Bill, thank you. While 2023 was a challenging year for us with substantial net outflows, it also brought meaningful progress. Investment performance improved, and we advanced important work to ensure our firm is positioned for future growth. We are already seeing a number of early indicators that support our confidence that better days are ahead. For a complete overview of the company's 2023 results, please visit the investor relations page of our corporate website and listen to the recordings of our quarterly earnings calls. Before we turn to your questions, I'd like to recognize Bill Stromberg and Dr. Freeman A. Hrabowski III, both of whom retire from the board today. As chair and a longtime member of the board, Bill has made significant contributions to T. Rowe Price. During his tenure as chair and CEO, he led important initiatives such as the launching of T.
Rowe Price Investment Management and the firm's global expansion. As non-executive chair, Bill continued his commitment to strong financial discipline and the build-out of diverse board leadership. Bill's impact on T. Rowe Price will be felt for years to come. Freeman has also been an impactful member of the board. As chair of the Nominating and Corporate Governance Committee, Freeman led the board's review of the firm's corporate social responsibility and environmental, social, and governance efforts.

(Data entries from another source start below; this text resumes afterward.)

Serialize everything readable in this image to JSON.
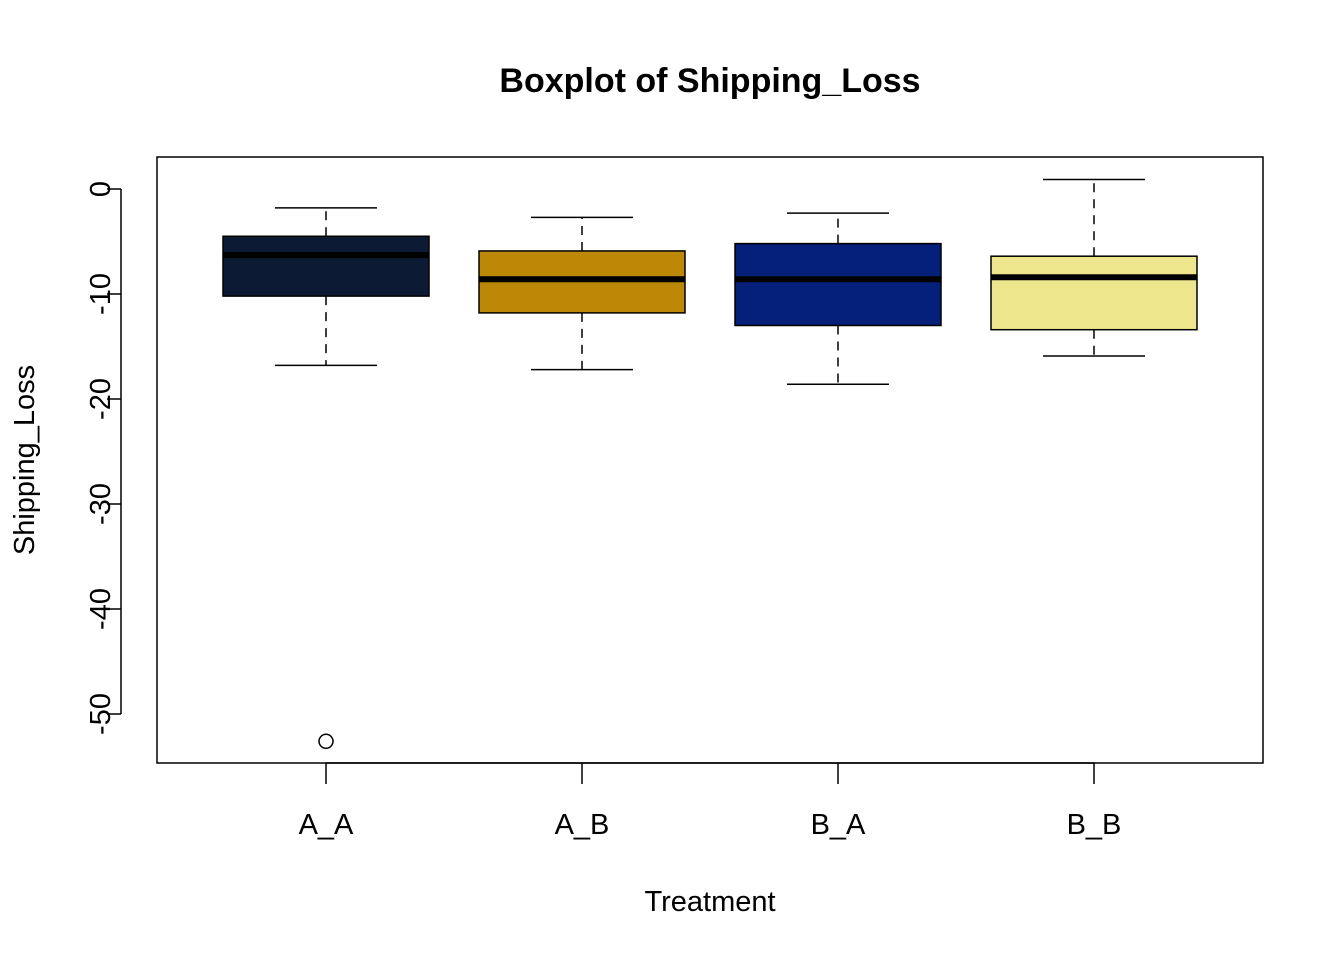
{
  "chart_data": {
    "type": "boxplot",
    "title": "Boxplot of Shipping_Loss",
    "xlabel": "Treatment",
    "ylabel": "Shipping_Loss",
    "ylim": [
      -55,
      3
    ],
    "yticks": [
      0,
      -10,
      -20,
      -30,
      -40,
      -50
    ],
    "ytick_labels": [
      "0",
      "-10",
      "-20",
      "-30",
      "-40",
      "-50"
    ],
    "grid": false,
    "categories": [
      "A_A",
      "A_B",
      "B_A",
      "B_B"
    ],
    "boxes": [
      {
        "category": "A_A",
        "whisker_low": -16.8,
        "q1": -10.2,
        "median": -6.3,
        "q3": -4.5,
        "whisker_high": -1.8,
        "outliers": [
          -52.6
        ],
        "color": "#0C1B33"
      },
      {
        "category": "A_B",
        "whisker_low": -17.2,
        "q1": -11.8,
        "median": -8.6,
        "q3": -5.9,
        "whisker_high": -2.7,
        "outliers": [],
        "color": "#BC8806"
      },
      {
        "category": "B_A",
        "whisker_low": -18.6,
        "q1": -13.0,
        "median": -8.6,
        "q3": -5.2,
        "whisker_high": -2.3,
        "outliers": [],
        "color": "#04207A"
      },
      {
        "category": "B_B",
        "whisker_low": -15.9,
        "q1": -13.4,
        "median": -8.4,
        "q3": -6.4,
        "whisker_high": 0.9,
        "outliers": [],
        "color": "#EEE68C"
      }
    ]
  }
}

In addition, Freeman was instrumental in supporting the development of the board, including through the board's self-evaluation and nomination processes. We thank him for his integrity, insight, and thoughtful leadership over the years. We have the right team in place to build on Bill and Freeman's many contributions and their legacy, and I'm confident that together we'll deliver value for our clients and stockholders long into the future.

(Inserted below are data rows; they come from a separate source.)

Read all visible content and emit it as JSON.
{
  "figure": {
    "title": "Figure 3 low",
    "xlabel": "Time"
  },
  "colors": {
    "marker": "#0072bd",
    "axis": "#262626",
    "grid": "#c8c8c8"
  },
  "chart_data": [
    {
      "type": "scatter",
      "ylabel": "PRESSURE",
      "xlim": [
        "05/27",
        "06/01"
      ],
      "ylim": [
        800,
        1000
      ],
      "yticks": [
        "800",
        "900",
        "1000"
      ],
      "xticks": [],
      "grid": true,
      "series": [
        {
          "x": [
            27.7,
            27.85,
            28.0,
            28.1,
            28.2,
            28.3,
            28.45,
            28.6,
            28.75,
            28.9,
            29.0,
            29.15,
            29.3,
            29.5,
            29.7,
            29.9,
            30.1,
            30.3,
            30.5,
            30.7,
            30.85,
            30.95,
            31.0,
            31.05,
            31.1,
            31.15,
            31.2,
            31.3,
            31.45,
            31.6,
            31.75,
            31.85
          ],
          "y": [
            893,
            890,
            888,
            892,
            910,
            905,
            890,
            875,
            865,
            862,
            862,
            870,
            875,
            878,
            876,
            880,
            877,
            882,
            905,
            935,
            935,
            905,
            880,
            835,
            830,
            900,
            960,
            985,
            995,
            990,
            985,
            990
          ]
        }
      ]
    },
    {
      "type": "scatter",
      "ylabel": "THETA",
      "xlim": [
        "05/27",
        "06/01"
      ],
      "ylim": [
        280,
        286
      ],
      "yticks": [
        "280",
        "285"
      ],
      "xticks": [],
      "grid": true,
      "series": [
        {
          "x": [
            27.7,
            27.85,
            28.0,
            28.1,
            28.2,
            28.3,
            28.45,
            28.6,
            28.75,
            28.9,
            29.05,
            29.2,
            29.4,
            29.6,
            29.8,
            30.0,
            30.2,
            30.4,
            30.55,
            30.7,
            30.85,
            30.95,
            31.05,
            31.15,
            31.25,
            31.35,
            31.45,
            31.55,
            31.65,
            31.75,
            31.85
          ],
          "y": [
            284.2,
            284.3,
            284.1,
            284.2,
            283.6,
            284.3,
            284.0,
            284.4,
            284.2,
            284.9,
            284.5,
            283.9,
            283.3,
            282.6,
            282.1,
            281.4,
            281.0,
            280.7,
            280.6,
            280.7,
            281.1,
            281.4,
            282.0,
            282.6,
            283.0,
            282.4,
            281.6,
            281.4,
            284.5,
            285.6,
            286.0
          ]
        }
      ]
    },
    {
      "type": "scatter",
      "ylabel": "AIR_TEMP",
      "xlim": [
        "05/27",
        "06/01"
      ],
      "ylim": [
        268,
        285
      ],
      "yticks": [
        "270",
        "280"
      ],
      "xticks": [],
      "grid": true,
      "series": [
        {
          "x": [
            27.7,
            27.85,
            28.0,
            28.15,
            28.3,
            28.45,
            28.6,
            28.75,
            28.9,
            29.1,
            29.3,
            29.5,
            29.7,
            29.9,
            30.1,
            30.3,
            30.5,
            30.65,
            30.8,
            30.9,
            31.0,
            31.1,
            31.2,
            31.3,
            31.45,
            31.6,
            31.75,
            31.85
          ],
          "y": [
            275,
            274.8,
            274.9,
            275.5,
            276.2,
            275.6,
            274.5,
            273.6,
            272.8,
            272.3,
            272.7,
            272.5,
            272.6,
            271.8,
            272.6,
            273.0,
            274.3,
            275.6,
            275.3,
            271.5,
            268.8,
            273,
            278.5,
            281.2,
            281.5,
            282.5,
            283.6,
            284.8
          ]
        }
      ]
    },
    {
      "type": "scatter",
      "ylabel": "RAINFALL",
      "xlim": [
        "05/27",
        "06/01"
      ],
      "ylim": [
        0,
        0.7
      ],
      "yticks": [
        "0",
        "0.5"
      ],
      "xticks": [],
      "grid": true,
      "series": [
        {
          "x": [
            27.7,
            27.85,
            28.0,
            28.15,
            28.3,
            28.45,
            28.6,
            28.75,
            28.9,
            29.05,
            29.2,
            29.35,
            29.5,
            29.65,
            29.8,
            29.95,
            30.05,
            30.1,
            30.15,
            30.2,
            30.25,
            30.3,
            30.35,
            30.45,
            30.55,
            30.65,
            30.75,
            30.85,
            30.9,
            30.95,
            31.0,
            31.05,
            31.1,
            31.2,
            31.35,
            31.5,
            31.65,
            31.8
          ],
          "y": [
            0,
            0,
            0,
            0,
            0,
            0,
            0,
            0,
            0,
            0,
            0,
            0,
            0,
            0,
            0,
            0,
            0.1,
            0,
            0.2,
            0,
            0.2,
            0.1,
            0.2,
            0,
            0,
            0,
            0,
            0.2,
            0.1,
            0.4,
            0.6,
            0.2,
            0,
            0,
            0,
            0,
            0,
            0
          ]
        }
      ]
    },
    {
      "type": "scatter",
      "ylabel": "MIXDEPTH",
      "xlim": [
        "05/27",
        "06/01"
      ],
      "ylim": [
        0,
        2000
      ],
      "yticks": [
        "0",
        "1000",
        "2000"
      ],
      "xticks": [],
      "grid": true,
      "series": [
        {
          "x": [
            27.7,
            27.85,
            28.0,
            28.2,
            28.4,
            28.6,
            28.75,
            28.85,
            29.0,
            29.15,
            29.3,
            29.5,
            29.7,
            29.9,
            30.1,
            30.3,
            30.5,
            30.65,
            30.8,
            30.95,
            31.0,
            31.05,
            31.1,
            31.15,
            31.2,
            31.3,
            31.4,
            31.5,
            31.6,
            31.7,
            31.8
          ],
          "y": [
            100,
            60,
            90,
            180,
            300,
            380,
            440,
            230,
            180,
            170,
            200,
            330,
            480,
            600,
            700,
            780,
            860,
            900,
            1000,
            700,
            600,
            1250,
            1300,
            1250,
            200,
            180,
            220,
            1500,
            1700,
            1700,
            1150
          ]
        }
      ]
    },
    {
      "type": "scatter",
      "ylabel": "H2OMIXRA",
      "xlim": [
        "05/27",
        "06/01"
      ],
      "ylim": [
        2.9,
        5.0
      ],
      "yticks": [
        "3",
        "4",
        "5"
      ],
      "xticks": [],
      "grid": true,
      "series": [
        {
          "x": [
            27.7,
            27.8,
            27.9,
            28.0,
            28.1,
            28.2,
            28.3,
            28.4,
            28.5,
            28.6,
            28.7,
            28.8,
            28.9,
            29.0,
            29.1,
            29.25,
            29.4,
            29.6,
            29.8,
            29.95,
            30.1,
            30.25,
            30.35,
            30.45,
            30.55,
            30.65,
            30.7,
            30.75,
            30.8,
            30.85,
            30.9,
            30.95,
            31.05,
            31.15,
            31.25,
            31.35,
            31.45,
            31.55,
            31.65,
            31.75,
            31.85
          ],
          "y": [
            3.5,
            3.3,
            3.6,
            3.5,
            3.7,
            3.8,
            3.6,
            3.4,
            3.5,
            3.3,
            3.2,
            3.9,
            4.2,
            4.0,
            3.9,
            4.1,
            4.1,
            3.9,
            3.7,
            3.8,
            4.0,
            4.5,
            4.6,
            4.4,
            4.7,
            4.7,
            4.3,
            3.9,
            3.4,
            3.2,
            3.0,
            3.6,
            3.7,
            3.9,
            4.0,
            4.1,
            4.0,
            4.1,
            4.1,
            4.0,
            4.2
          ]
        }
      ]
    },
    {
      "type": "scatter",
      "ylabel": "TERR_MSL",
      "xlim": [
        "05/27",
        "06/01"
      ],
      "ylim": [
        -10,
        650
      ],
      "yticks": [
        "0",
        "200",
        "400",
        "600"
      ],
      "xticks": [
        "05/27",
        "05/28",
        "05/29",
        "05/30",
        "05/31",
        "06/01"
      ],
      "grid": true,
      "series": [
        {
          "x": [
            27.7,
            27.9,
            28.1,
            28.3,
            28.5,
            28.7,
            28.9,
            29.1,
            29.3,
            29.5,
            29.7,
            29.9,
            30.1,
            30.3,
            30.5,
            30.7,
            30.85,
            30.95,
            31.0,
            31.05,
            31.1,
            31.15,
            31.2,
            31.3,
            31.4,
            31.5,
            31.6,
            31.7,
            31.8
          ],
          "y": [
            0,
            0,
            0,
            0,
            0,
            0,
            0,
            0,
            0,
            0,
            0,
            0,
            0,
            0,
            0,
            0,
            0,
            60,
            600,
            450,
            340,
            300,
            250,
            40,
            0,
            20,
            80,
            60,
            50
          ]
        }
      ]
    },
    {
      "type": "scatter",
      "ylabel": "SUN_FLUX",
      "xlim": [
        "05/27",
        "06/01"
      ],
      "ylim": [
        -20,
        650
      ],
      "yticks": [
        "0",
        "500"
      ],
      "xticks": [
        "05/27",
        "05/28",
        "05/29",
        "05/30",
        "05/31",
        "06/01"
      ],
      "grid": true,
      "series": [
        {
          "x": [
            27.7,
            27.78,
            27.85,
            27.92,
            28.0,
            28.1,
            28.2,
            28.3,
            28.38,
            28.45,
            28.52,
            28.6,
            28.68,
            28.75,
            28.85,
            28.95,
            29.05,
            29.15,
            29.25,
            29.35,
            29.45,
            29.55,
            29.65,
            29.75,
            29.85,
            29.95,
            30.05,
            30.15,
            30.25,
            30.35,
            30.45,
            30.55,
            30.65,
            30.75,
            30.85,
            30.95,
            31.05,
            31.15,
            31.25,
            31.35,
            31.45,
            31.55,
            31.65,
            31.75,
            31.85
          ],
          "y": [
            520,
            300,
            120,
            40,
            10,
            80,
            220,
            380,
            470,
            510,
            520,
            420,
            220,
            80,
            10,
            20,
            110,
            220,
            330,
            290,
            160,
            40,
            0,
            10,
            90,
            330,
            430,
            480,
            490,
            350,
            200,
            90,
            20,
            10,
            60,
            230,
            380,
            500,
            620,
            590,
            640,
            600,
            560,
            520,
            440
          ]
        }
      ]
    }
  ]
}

With that, I'll open the line for questions.
Thank you. The first question comes from a former employee, Christine Lehman. She asks, "As a former employee, I enjoyed coming to the annual meeting to speak with management in person and catch up with coworkers. It would be wonderful if in-person meetings would start up again now that COVID is over. I'm sure I'm not the only shareholder that feels this way. Could this be considered going forward?
Chris, great to hear from you. It's David Oestreicher. Actually, the feedback on our virtual meetings has been very strongly positive, basically because it provides more access to all of our shareholders, no matter where they reside. So, as we have considered that, our intention at this point is to continue with meetings in this format.

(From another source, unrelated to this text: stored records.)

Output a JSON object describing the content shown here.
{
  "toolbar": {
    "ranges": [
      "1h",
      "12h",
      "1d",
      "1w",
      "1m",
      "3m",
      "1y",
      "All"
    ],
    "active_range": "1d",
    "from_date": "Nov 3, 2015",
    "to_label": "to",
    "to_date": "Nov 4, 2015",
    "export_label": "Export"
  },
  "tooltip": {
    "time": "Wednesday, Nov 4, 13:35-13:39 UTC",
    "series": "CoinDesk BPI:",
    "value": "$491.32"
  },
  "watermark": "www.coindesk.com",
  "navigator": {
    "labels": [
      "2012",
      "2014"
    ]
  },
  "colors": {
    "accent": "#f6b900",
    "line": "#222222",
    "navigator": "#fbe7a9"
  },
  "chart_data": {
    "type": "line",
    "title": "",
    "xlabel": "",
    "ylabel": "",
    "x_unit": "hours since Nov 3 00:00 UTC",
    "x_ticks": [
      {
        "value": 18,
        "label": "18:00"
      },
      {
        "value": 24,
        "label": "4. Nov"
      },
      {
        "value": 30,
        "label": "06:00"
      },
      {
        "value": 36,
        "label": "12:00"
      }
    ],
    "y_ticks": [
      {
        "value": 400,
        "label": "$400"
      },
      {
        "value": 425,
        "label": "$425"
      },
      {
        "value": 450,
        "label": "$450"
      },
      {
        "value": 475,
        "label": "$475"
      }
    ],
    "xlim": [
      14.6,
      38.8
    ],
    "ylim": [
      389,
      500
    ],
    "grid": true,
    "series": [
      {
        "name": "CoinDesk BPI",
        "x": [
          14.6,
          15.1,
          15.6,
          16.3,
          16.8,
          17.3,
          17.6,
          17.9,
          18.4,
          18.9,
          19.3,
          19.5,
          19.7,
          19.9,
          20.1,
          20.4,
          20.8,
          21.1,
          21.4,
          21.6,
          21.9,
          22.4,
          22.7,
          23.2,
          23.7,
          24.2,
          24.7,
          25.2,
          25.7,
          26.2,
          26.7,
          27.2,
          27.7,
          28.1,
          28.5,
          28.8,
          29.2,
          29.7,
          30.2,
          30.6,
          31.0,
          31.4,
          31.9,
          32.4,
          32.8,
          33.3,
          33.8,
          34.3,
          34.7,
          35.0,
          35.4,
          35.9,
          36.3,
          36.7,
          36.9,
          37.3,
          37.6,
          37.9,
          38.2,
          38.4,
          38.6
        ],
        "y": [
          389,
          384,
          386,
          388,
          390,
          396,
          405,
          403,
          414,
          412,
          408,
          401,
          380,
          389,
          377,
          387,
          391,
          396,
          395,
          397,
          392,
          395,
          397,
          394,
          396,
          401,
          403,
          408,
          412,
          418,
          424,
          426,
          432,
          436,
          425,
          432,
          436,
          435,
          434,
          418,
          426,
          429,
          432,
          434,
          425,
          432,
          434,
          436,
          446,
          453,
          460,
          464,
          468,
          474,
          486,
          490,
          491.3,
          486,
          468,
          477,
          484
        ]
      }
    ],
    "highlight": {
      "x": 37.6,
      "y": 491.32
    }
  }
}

Thank you, David. A follow-up question from Ms. Lehman is: "While I was an employee for many years, purchasing shares through the employee stock purchase plan, the stock split four times. What is the reason that no stock splits have occurred in more recent years?" I'll ask that of Mr. Sharps.
Yeah. Yeah. Good, good question. Historically, stock splits have made round lots more accessible to individual or retail investors. As commission levels have come down meaningfully and odd lots or even fractional shares have become more accessible, I think a lot of the, the rationale for doing such stock splits, no longer holds. In addition, there's some administrative expense to, changing your... The share count change associated with a, a stock split. So, at this point, it's not something that we're anticipating doing, in the future.
Thank you, Rob. At this time, there are no further questions.
Okay, this is Bill. With no further matters to come before the meeting, the meeting is adjourned. Thank you for joining us today.